Dalli rose from her seat, gaze fixed on Rillirin’s hands curled protectively across her belly. Rillirin blushed and let them drop to her sides. ‘He put a child in you?’ She whirled to the priestess. ‘You have to do something, Gilda! Crys is the Fox God – yes, I know how that sounds but it’s true – and Dom betrayed him to Corvus. He tortured him on the Mireces’ orders. Cut him open, beat him, ripped out his fingernails for all to see. Rankers saw it happen; they saw him do it! Whatever abomination he’s put in her can’t be allowed to live. He’s brought all of us to the brink of destruction and I don’t care if he did kill the Dark Lady afterwards, I won’t allow some Blood-infected babe to come into this world and push us over the edge! End the pregnancy or I will.’

None of what she said made sense, none of it. Dom torturing Crys? Torture? Killing the Dark Lady?
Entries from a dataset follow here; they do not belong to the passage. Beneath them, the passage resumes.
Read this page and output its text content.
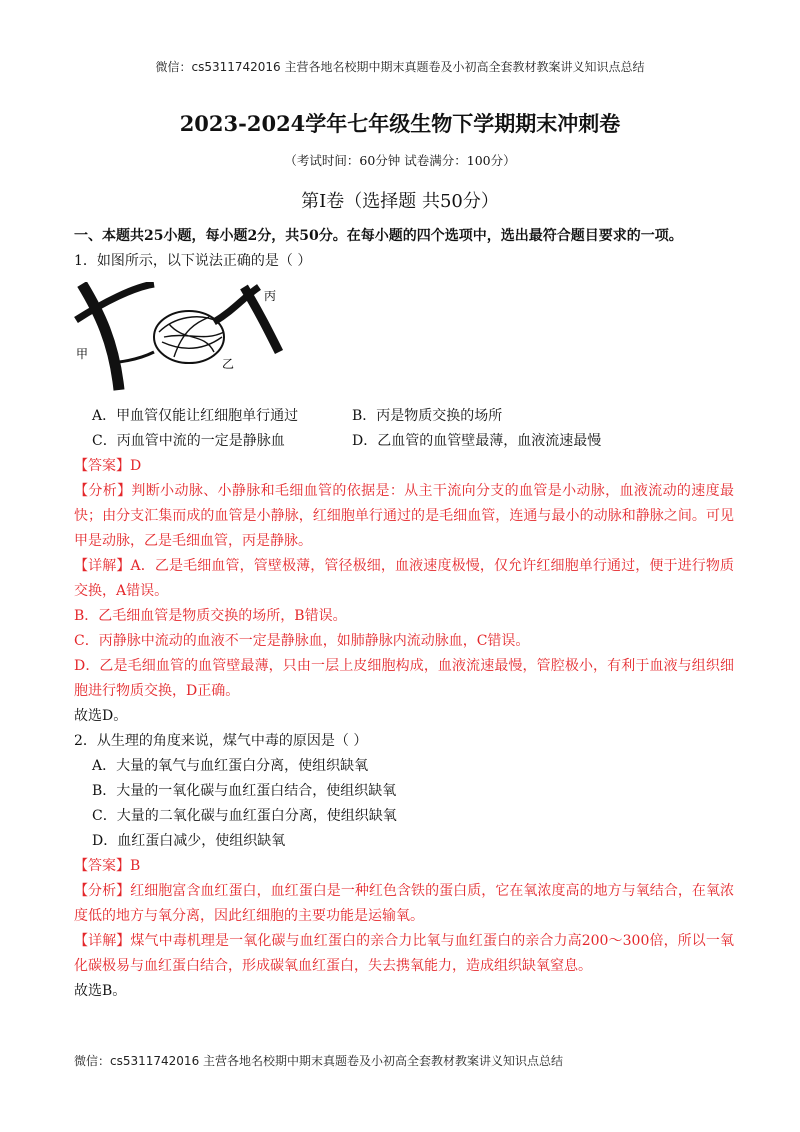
微信：cs5311742016 主营各地名校期中期末真题卷及小初高全套教材教案讲义知识点总结
2023-2024学年七年级生物下学期期末冲刺卷
（考试时间：60分钟 试卷满分：100分）
第Ⅰ卷（选择题 共50分）
一、本题共25小题，每小题2分，共50分。在每小题的四个选项中，选出最符合题目要求的一项。
1．如图所示，以下说法正确的是（ ）
丙
甲
乙
A．甲血管仅能让红细胞单行通过	B．丙是物质交换的场所
C．丙血管中流的一定是静脉血	D．乙血管的血管壁最薄，血液流速最慢
【答案】D
【分析】判断小动脉、小静脉和毛细血管的依据是：从主干流向分支的血管是小动脉，血液流动的速度最快；由分支汇集而成的血管是小静脉，红细胞单行通过的是毛细血管，连通与最小的动脉和静脉之间。可见甲是动脉，乙是毛细血管，丙是静脉。
【详解】A．乙是毛细血管，管壁极薄，管径极细，血液速度极慢，仅允许红细胞单行通过，便于进行物质交换，A错误。
B．乙毛细血管是物质交换的场所，B错误。
C．丙静脉中流动的血液不一定是静脉血，如肺静脉内流动脉血，C错误。
D．乙是毛细血管的血管壁最薄，只由一层上皮细胞构成，血液流速最慢，管腔极小，有利于血液与组织细胞进行物质交换，D正确。
故选D。
2．从生理的角度来说，煤气中毒的原因是（ ）
A．大量的氧气与血红蛋白分离，使组织缺氧
B．大量的一氧化碳与血红蛋白结合，使组织缺氧
C．大量的二氧化碳与血红蛋白分离，使组织缺氧
D．血红蛋白减少，使组织缺氧
【答案】B
【分析】红细胞富含血红蛋白，血红蛋白是一种红色含铁的蛋白质，它在氧浓度高的地方与氧结合，在氧浓度低的地方与氧分离，因此红细胞的主要功能是运输氧。
【详解】煤气中毒机理是一氧化碳与血红蛋白的亲合力比氧与血红蛋白的亲合力高200～300倍，所以一氧化碳极易与血红蛋白结合，形成碳氧血红蛋白，失去携氧能力，造成组织缺氧窒息。
故选B。
微信：cs5311742016 主营各地名校期中期末真题卷及小初高全套教材教案讲义知识点总结
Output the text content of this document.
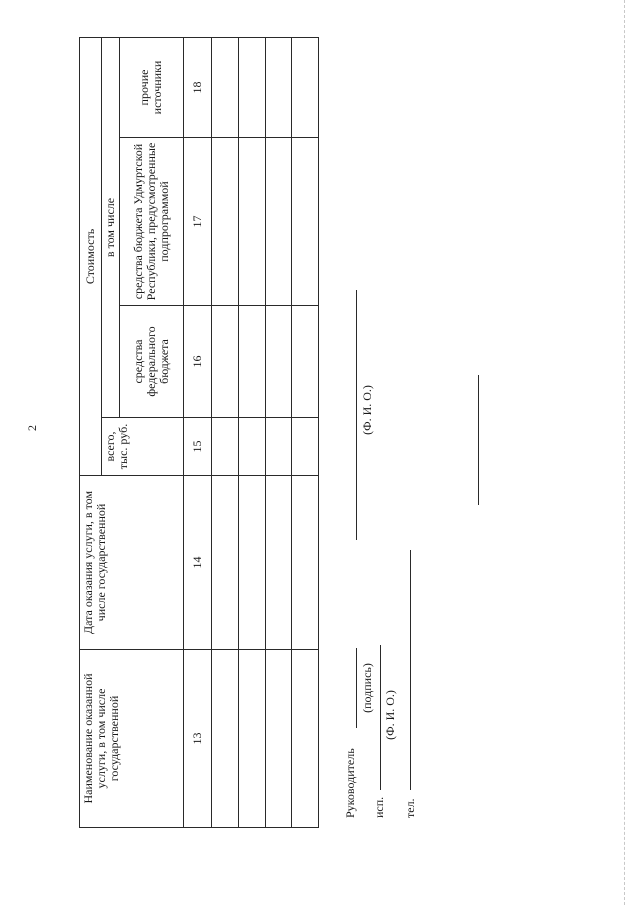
2
Наименование оказанной услуги, в том числе государственной	Дата оказания услуги, в том числе государственной	Стоимость			
		всего, тыс. руб.	в том числе		
			средства федерального бюджета	средства бюджета Удмуртской Республики, предусмотренные подпрограммой	прочие источники
13	14	15	16	17	18

Руководитель
(подпись)
(Ф. И. О.)
исп.
(Ф. И. О.)
тел.
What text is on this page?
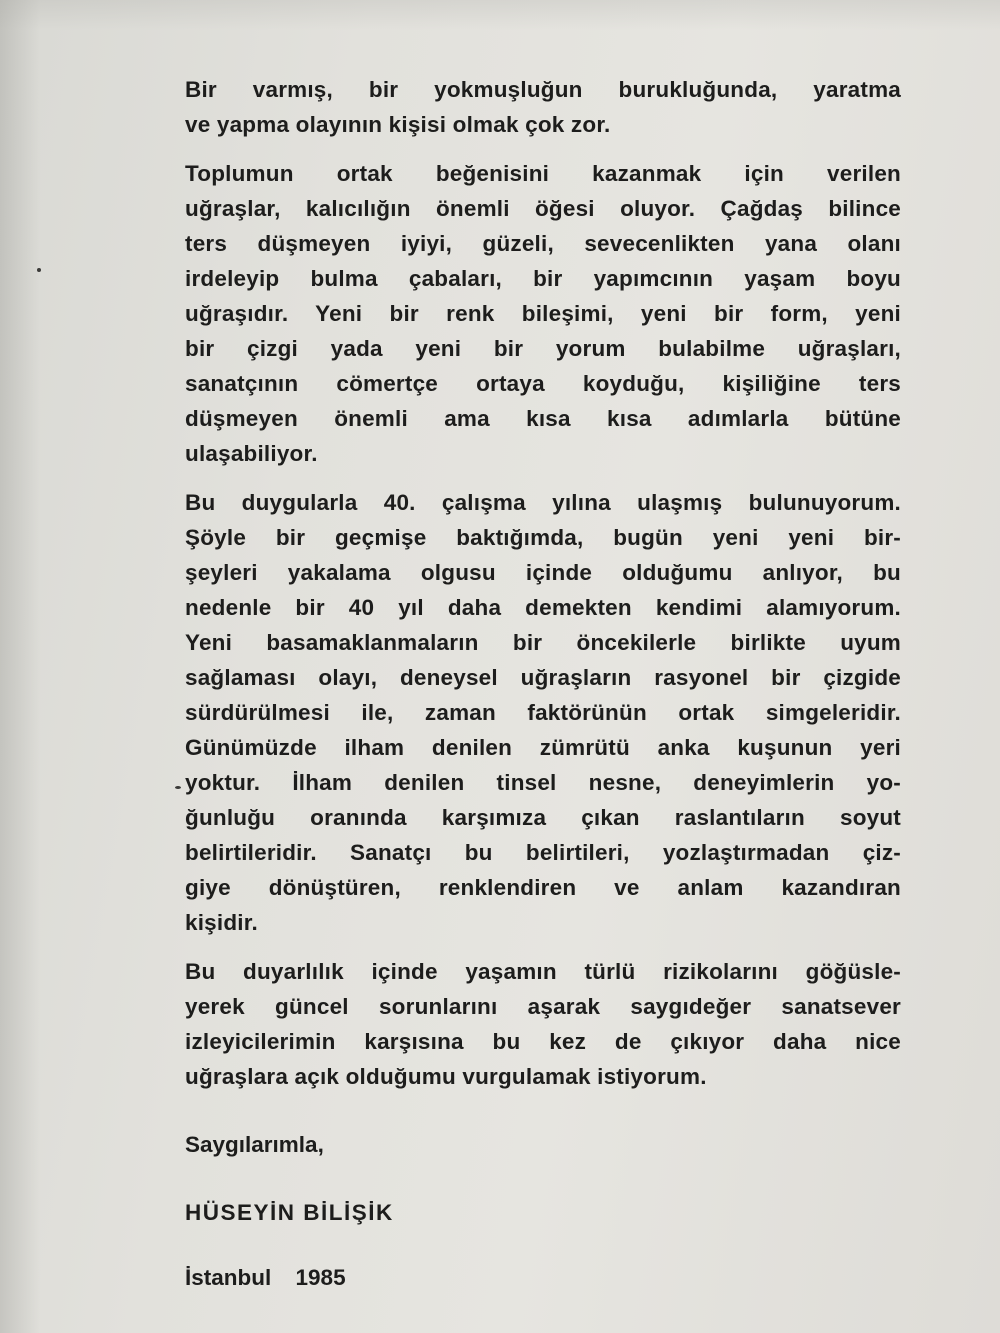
Bir varmış, bir yokmuşluğun burukluğunda, yaratma
ve yapma olayının kişisi olmak çok zor.
Toplumun ortak beğenisini kazanmak için verilen
uğraşlar, kalıcılığın önemli öğesi oluyor. Çağdaş bilince
ters düşmeyen iyiyi, güzeli, sevecenlikten yana olanı
irdeleyip bulma çabaları, bir yapımcının yaşam boyu
uğraşıdır. Yeni bir renk bileşimi, yeni bir form, yeni
bir çizgi yada yeni bir yorum bulabilme uğraşları,
sanatçının cömertçe ortaya koyduğu, kişiliğine ters
düşmeyen önemli ama kısa kısa adımlarla bütüne
ulaşabiliyor.
Bu duygularla 40. çalışma yılına ulaşmış bulunuyorum.
Şöyle bir geçmişe baktığımda, bugün yeni yeni bir-
şeyleri yakalama olgusu içinde olduğumu anlıyor, bu
nedenle bir 40 yıl daha demekten kendimi alamıyorum.
Yeni basamaklanmaların bir öncekilerle birlikte uyum
sağlaması olayı, deneysel uğraşların rasyonel bir çizgide
sürdürülmesi ile, zaman faktörünün ortak simgeleridir.
Günümüzde ilham denilen zümrütü anka kuşunun yeri
yoktur. İlham denilen tinsel nesne, deneyimlerin yo-
ğunluğu oranında karşımıza çıkan raslantıların soyut
belirtileridir. Sanatçı bu belirtileri, yozlaştırmadan çiz-
giye dönüştüren, renklendiren ve anlam kazandıran
kişidir.
Bu duyarlılık içinde yaşamın türlü rizikolarını göğüsle-
yerek güncel sorunlarını aşarak saygıdeğer sanatsever
izleyicilerimin karşısına bu kez de çıkıyor daha nice
uğraşlara açık olduğumu vurgulamak istiyorum.
Saygılarımla,
HÜSEYİN BİLİŞİK
İstanbul 1985
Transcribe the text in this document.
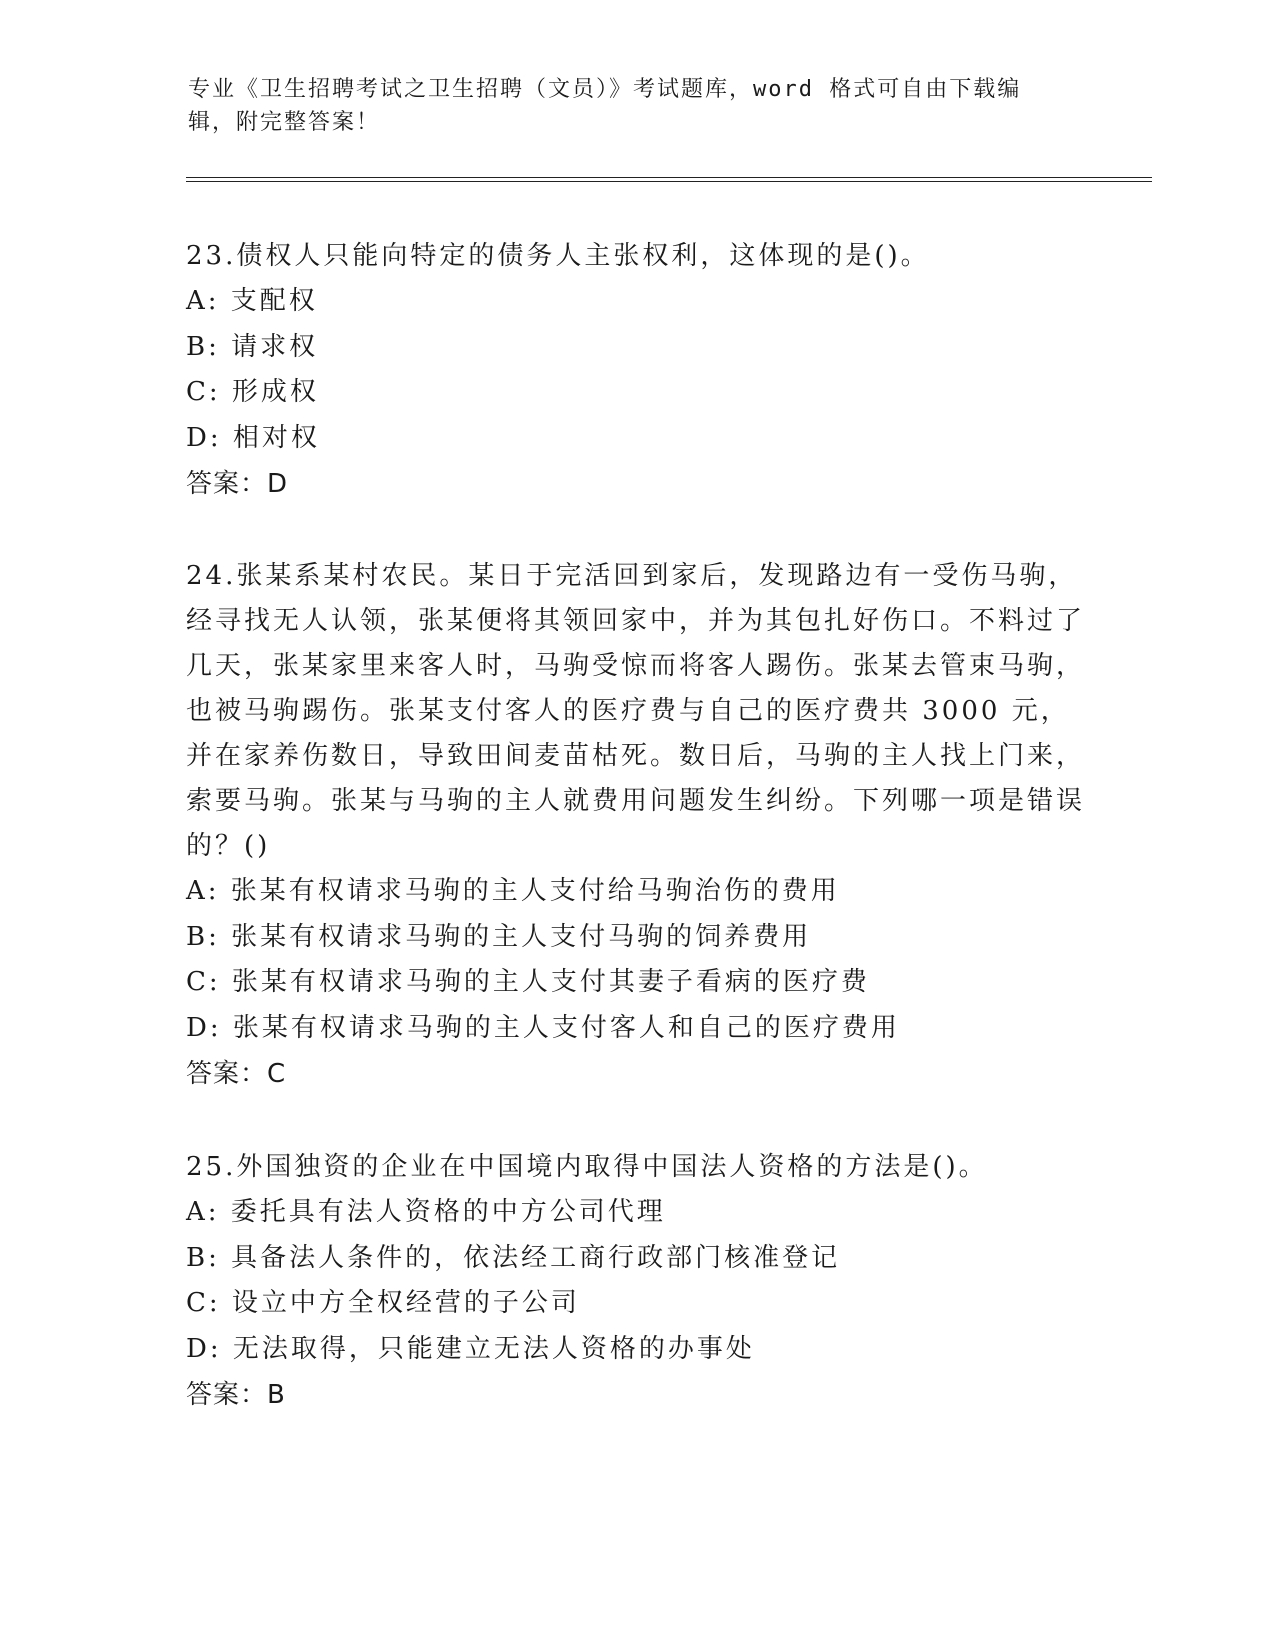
专业《卫生招聘考试之卫生招聘（文员）》考试题库，word 格式可自由下载编辑，附完整答案！
23.债权人只能向特定的债务人主张权利，这体现的是()。
A: 支配权
B: 请求权
C: 形成权
D: 相对权
答案：D
24.张某系某村农民。某日于完活回到家后，发现路边有一受伤马驹，经寻找无人认领，张某便将其领回家中，并为其包扎好伤口。不料过了几天，张某家里来客人时，马驹受惊而将客人踢伤。张某去管束马驹，也被马驹踢伤。张某支付客人的医疗费与自己的医疗费共 3000 元，并在家养伤数日，导致田间麦苗枯死。数日后，马驹的主人找上门来，索要马驹。张某与马驹的主人就费用问题发生纠纷。下列哪一项是错误的？()
A: 张某有权请求马驹的主人支付给马驹治伤的费用
B: 张某有权请求马驹的主人支付马驹的饲养费用
C: 张某有权请求马驹的主人支付其妻子看病的医疗费
D: 张某有权请求马驹的主人支付客人和自己的医疗费用
答案：C
25.外国独资的企业在中国境内取得中国法人资格的方法是()。
A: 委托具有法人资格的中方公司代理
B: 具备法人条件的，依法经工商行政部门核准登记
C: 设立中方全权经营的子公司
D: 无法取得，只能建立无法人资格的办事处
答案：B
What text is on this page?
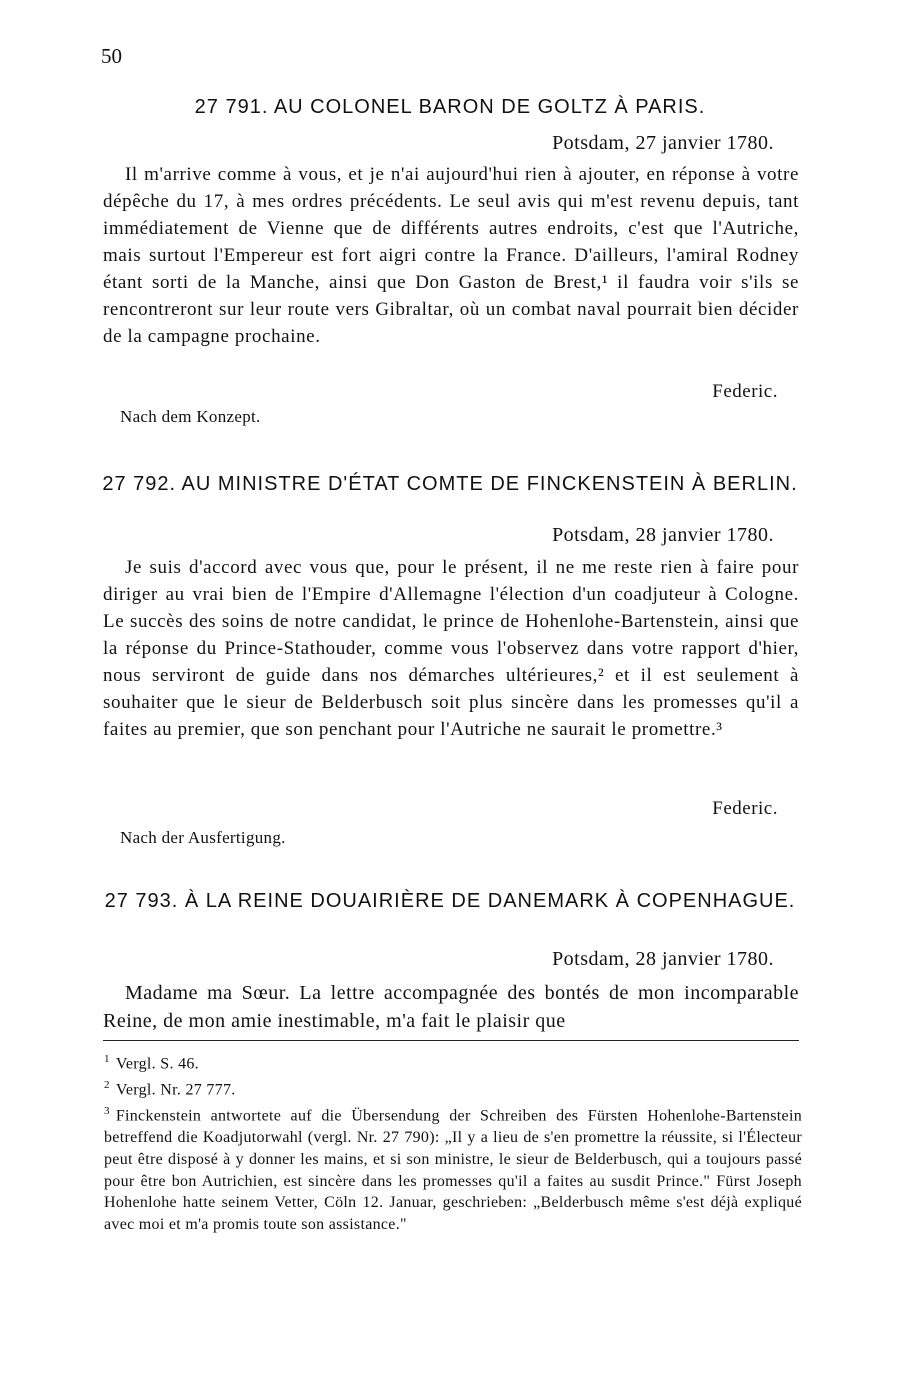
50
27 791. AU COLONEL BARON DE GOLTZ À PARIS.
Potsdam, 27 janvier 1780.

Il m'arrive comme à vous, et je n'ai aujourd'hui rien à ajouter, en réponse à votre dépêche du 17, à mes ordres précédents. Le seul avis qui m'est revenu depuis, tant immédiatement de Vienne que de différents autres endroits, c'est que l'Autriche, mais surtout l'Empereur est fort aigri contre la France. D'ailleurs, l'amiral Rodney étant sorti de la Manche, ainsi que Don Gaston de Brest,¹ il faudra voir s'ils se rencontreront sur leur route vers Gibraltar, où un combat naval pourrait bien décider de la campagne prochaine.

Federic.
Nach dem Konzept.
27 792. AU MINISTRE D'ÉTAT COMTE DE FINCKENSTEIN À BERLIN.
Potsdam, 28 janvier 1780.

Je suis d'accord avec vous que, pour le présent, il ne me reste rien à faire pour diriger au vrai bien de l'Empire d'Allemagne l'élection d'un coadjuteur à Cologne. Le succès des soins de notre candidat, le prince de Hohenlohe-Bartenstein, ainsi que la réponse du Prince-Stathouder, comme vous l'observez dans votre rapport d'hier, nous serviront de guide dans nos démarches ultérieures,² et il est seulement à souhaiter que le sieur de Belderbusch soit plus sincère dans les promesses qu'il a faites au premier, que son penchant pour l'Autriche ne saurait le promettre.³

Federic.
Nach der Ausfertigung.
27 793. À LA REINE DOUAIRIÈRE DE DANEMARK À COPENHAGUE.
Potsdam, 28 janvier 1780.

Madame ma Sœur. La lettre accompagnée des bontés de mon incomparable Reine, de mon amie inestimable, m'a fait le plaisir que

$^1$ Vergl. S. 46.

$^2$ Vergl. Nr. 27 777.

$^3$ Finckenstein antwortete auf die Übersendung der Schreiben des Fürsten Hohenlohe-Bartenstein betreffend die Koadjutorwahl (vergl. Nr. 27 790): „Il y a lieu de s'en promettre la réussite, si l'Électeur peut être disposé à y donner les mains, et si son ministre, le sieur de Belderbusch, qui a toujours passé pour être bon Autrichien, est sincère dans les promesses qu'il a faites au susdit Prince." Fürst Joseph Hohenlohe hatte seinem Vetter, Cöln 12. Januar, geschrieben: „Belderbusch même s'est déjà expliqué avec moi et m'a promis toute son assistance."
The new Wolf chief was still shouting but her face, pale with fright and fury, vanished into a sea of buzzing black dots, her words drowned beneath waves of roaring.

Rillirin retched and stumbled, lurched against the table and fell back from Dalli’s seeking hands, unable to take a full breath through the tightness in her throat.

She pointed a shaking finger at Gilda. ‘You said … you said it was innocent; the babe is innocent. I don’t … You stay away from me. Both of you stay away!’ Her head was too light, her limbs heavy and not under her control. She took two steps backwards on legs wobbling worse than a newborn fawn’s, and fainted.